On peut dire déjà que les textes de ce dimanche nous montrent un chemin de conversion. On vit dans un monde où beaucoup ne pensent qu'à se faire justice. . L’Évangile suggère que face à ces violences et à la cruauté du monde, seule l'infinie douceur doit prévaloir.
Aujourd'hui nous recevons des appels à briser ce cycle de violence, à refuser la vengeance qui s'exprime par: le mépris, l'ironie, la calomnie, l'indifférence et ça commence par le regard qu'on porte sur celles et ceux qui nous entourent. Si je veux un monde plus juste et plus fraternel, c'est sans doute par moi qu'il faut commencer ! Tout un programme !
Alors que les discours de haine fleurissent, que les talibans appliquent la Charia, que la guerre est aux portes de l'Europe, que les conflits et la violence se déchaîne au Proche-Orient, en Palestine, à Gaza et Bethléem...alors qu'un accord de cessez le feu vient d'être acté entre Israéliens et Palestiniens ! Ces paroles ne sont-elles pas du coup trop idéalistes ? Et pourtant ce message, ce programme ne serait-ce pas la voie qui ouvre à notre bonheur et celui de l'humanité ; véritable boussole pour les chrétiens. Oui cet évangile nous ouvre le chemin à suivre.
Jésus veut nous dire que l'homme ne se réduit pas à son histoire, ses savoirs, son savoir faire, il veut nous éveiller à une REALITE (DIEU pour nous croyants) au creux de notre propre mystère. Et c'est en ce mystère, lieu intime, qu'est la source de nos dépassements humains dans tout ce qui fait notre vie : ce qu'on donne, nos talents artistiques et autres, notre 'intériorité, la connaissance de soi, nos refus de l 'inacceptable....

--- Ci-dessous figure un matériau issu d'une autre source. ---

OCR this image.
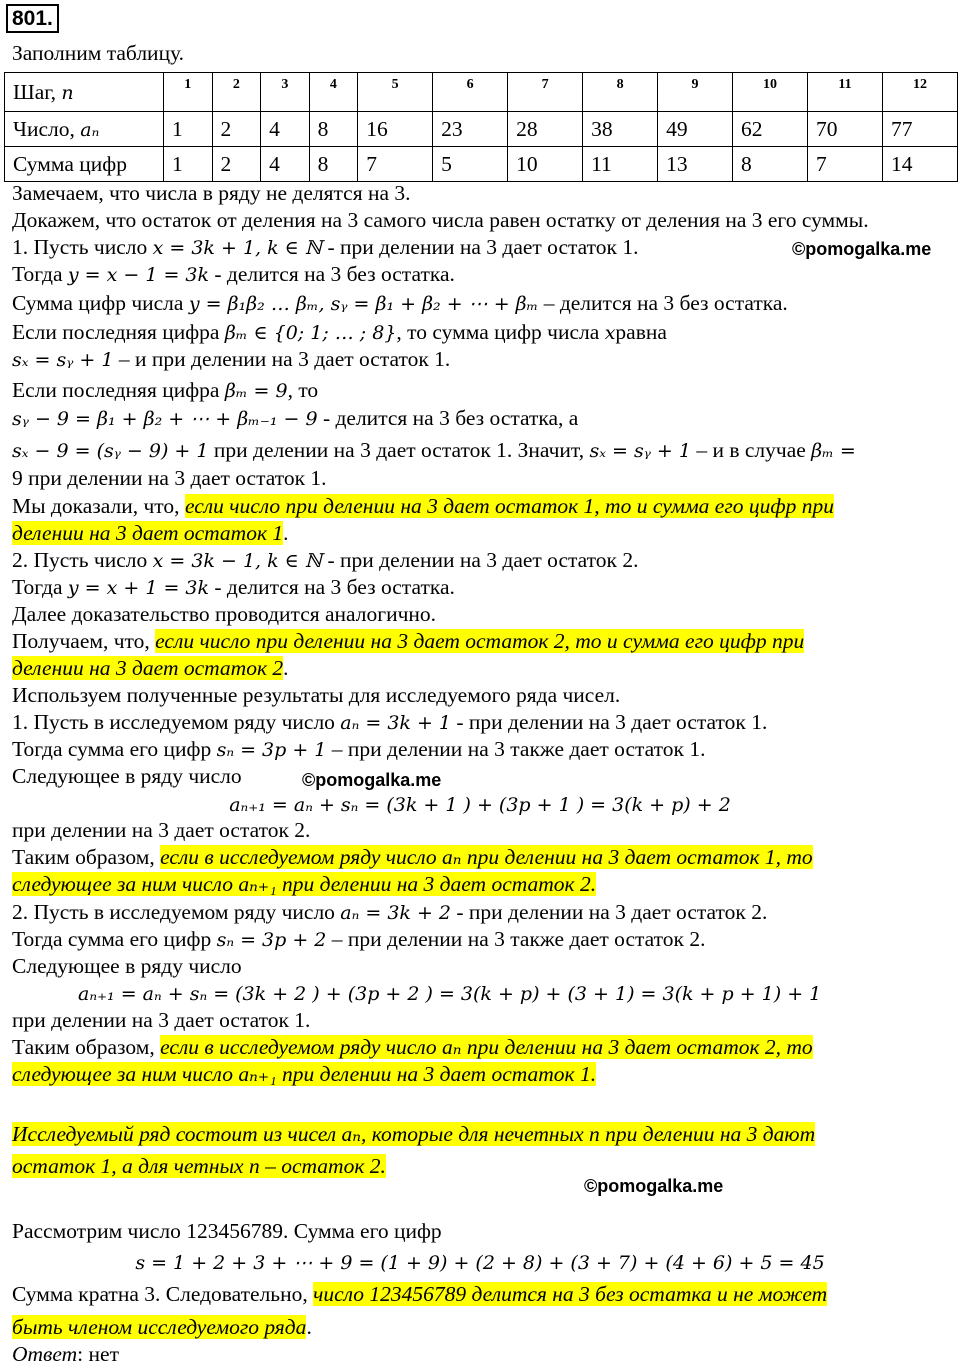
801.
Заполним таблицу.
Шаг, n	1	2	3	4	5	6	7	8	9	10	11	12
Число, aₙ	1	2	4	8	16	23	28	38	49	62	70	77
Сумма цифр	1	2	4	8	7	5	10	11	13	8	7	14
Замечаем, что числа в ряду не делятся на 3.
Докажем, что остаток от деления на 3 самого числа равен остатку от деления на 3 его суммы.
1. Пусть число x = 3k + 1, k ∈ ℕ - при делении на 3 дает остаток 1.	©pomogalka.me
Тогда y = x − 1 = 3k - делится на 3 без остатка.
Сумма цифр числа y = β₁β₂ … βₘ, sᵧ = β₁ + β₂ + ⋯ + βₘ – делится на 3 без остатка.
Если последняя цифра βₘ ∈ {0; 1; … ; 8}, то сумма цифр числа xравна
sₓ = sᵧ + 1 – и при делении на 3 дает остаток 1.
Если последняя цифра βₘ = 9, то
sᵧ − 9 = β₁ + β₂ + ⋯ + βₘ₋₁ − 9 - делится на 3 без остатка, а
sₓ − 9 = (sᵧ − 9) + 1 при делении на 3 дает остаток 1. Значит, sₓ = sᵧ + 1 – и в случае βₘ =
9 при делении на 3 дает остаток 1.
Мы доказали, что, если число при делении на 3 дает остаток 1, то и сумма его цифр при
делении на 3 дает остаток 1.
2. Пусть число x = 3k − 1, k ∈ ℕ - при делении на 3 дает остаток 2.
Тогда y = x + 1 = 3k - делится на 3 без остатка.
Далее доказательство проводится аналогично.
Получаем, что, если число при делении на 3 дает остаток 2, то и сумма его цифр при
делении на 3 дает остаток 2.
Используем полученные результаты для исследуемого ряда чисел.
1. Пусть в исследуемом ряду число aₙ = 3k + 1 - при делении на 3 дает остаток 1.
Тогда сумма его цифр sₙ = 3p + 1 – при делении на 3 также дает остаток 1.
Следующее в ряду число	©pomogalka.me
aₙ₊₁ = aₙ + sₙ = (3k + 1 ) + (3p + 1 ) = 3(k + p) + 2
при делении на 3 дает остаток 2.
Таким образом, если в исследуемом ряду число aₙ при делении на 3 дает остаток 1, то
следующее за ним число aₙ₊₁ при делении на 3 дает остаток 2.
2. Пусть в исследуемом ряду число aₙ = 3k + 2 - при делении на 3 дает остаток 2.
Тогда сумма его цифр sₙ = 3p + 2 – при делении на 3 также дает остаток 2.
Следующее в ряду число
aₙ₊₁ = aₙ + sₙ = (3k + 2 ) + (3p + 2 ) = 3(k + p) + (3 + 1) = 3(k + p + 1) + 1
при делении на 3 дает остаток 1.
Таким образом, если в исследуемом ряду число aₙ при делении на 3 дает остаток 2, то
следующее за ним число aₙ₊₁ при делении на 3 дает остаток 1.
Исследуемый ряд состоит из чисел aₙ, которые для нечетных n при делении на 3 дают
остаток 1, а для четных n – остаток 2.
©pomogalka.me
Рассмотрим число 123456789. Сумма его цифр
s = 1 + 2 + 3 + ⋯ + 9 = (1 + 9) + (2 + 8) + (3 + 7) + (4 + 6) + 5 = 45
Сумма кратна 3. Следовательно, число 123456789 делится на 3 без остатка и не может
быть членом исследуемого ряда.
Ответ: нет
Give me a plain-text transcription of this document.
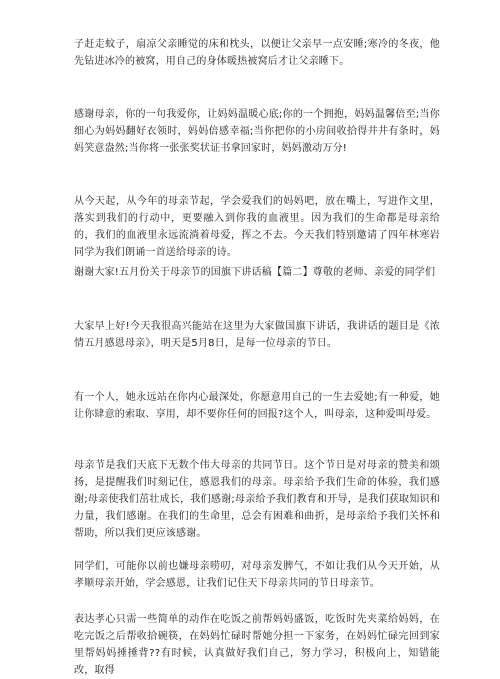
子赶走蚊子，扇凉父亲睡觉的床和枕头，以便让父亲早一点安睡;寒冷的冬夜，他先钻进冰冷的被窝，用自己的身体暖热被窝后才让父亲睡下。

感谢母亲，你的一句我爱你，让妈妈温暖心底;你的一个拥抱，妈妈温馨倍至;当你细心为妈妈翻好衣领时，妈妈倍感幸福;当你把你的小房间收拾得井井有条时，妈妈笑意盎然;当你将一张张奖状证书拿回家时，妈妈激动万分!

从今天起，从今年的母亲节起，学会爱我们的妈妈吧，放在嘴上，写进作文里，落实到我们的行动中，更要融入到你我的血液里。因为我们的生命都是母亲给的，我们的血液里永远流淌着母爱，挥之不去。今天我们特别邀请了四年林寒岩同学为我们朗诵一首送给母亲的诗。

谢谢大家!五月份关于母亲节的国旗下讲话稿【篇二】尊敬的老师、亲爱的同学们

大家早上好!今天我很高兴能站在这里为大家做国旗下讲话，我讲话的题目是《浓情五月感恩母亲》，明天是5月8日，是每一位母亲的节日。

有一个人，她永远站在你内心最深处，你愿意用自己的一生去爱她;有一种爱，她让你肆意的索取、享用，却不要你任何的回报?这个人，叫母亲，这种爱叫母爱。

母亲节是我们天底下无数个伟大母亲的共同节日。这个节日是对母亲的赞美和颂扬，是提醒我们时刻记住，感恩我们的母亲。母亲给予我们生命的体验，我们感谢;母亲使我们茁壮成长，我们感谢;母亲给予我们教育和开导，是我们获取知识和力量，我们感谢。在我们的生命里，总会有困难和曲折，是母亲给予我们关怀和帮助，所以我们更应该感谢。

同学们，可能你以前也嫌母亲唠叨，对母亲发脾气，不如让我们从今天开始，从孝顺母亲开始，学会感恩，让我们记住天下母亲共同的节日母亲节。

表达孝心只需一些简单的动作在吃饭之前帮妈妈盛饭，吃饭时先夹菜给妈妈，在吃完饭之后帮收拾碗筷，在妈妈忙碌时帮她分担一下家务，在妈妈忙碌完回到家里帮妈妈捶捶背??有时候，认真做好我们自己，努力学习，积极向上，知错能改，取得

En fait, loin de vouloir nous sermonner, Jésus veut nous réveiller et nous ouvrir à nos propres responsabilités, Il veut nous dire qu'il nous faut écouter en nous « la source qui nous parle d'aimer ». Et que si nous étions conscients de ce trésor en nous, nous ferions des choses extraordinaires ! Etty Hillesum trouvait, dans les Évangiles, une source vivifiante au cœur d'elle-même, au plus intime « écoutant au-dedans.», elle percevait la présence de « Dieu » en elle qui était à l'écoute.
On peut tous en faire l'expérience, au cours de notre existence, si on s'efforce de vivre vrai dans notre vie de tous les jours.
Jésus ne nous demande pas de subir passivement les brimades, les agressions, ni de nous enfermer dans le cercle vicieux de la rancune et de la violence, mais d'être inventifs pour trouver des chemins de paix, de privilégier les gestes de réconciliation. Je pense que c'est valable aussi bien au niveau des états que dans nos relations personnelles, en famille, au travail, sur le quartier, en paroisse, en Église avec tous ceux que nous rencontrons. Il s'agit d'amour en actes, avec des décisions de notre part et non pas une belle idée, un bon sentiment et des paroles.en l'air..... Pour ça Jésus nous a tracé un chemin, à nous d'inventer le nôtre ! pour partager son regard et ses gestes d'amour sur les hommes et les femmes de toute condition, en souffrance. Sur ces personnes il porte un regard bienveillant, plein de douceur et de bonté, surtout sur celles et ceux qui sont au bord du chemin. Aimer à la manière de Jésus c'est bannir la violence, écarter la haine qui détruit notre humanité, vivre la fraternité, pour compatir, écouter, relever... se situer dans la gratuité de service.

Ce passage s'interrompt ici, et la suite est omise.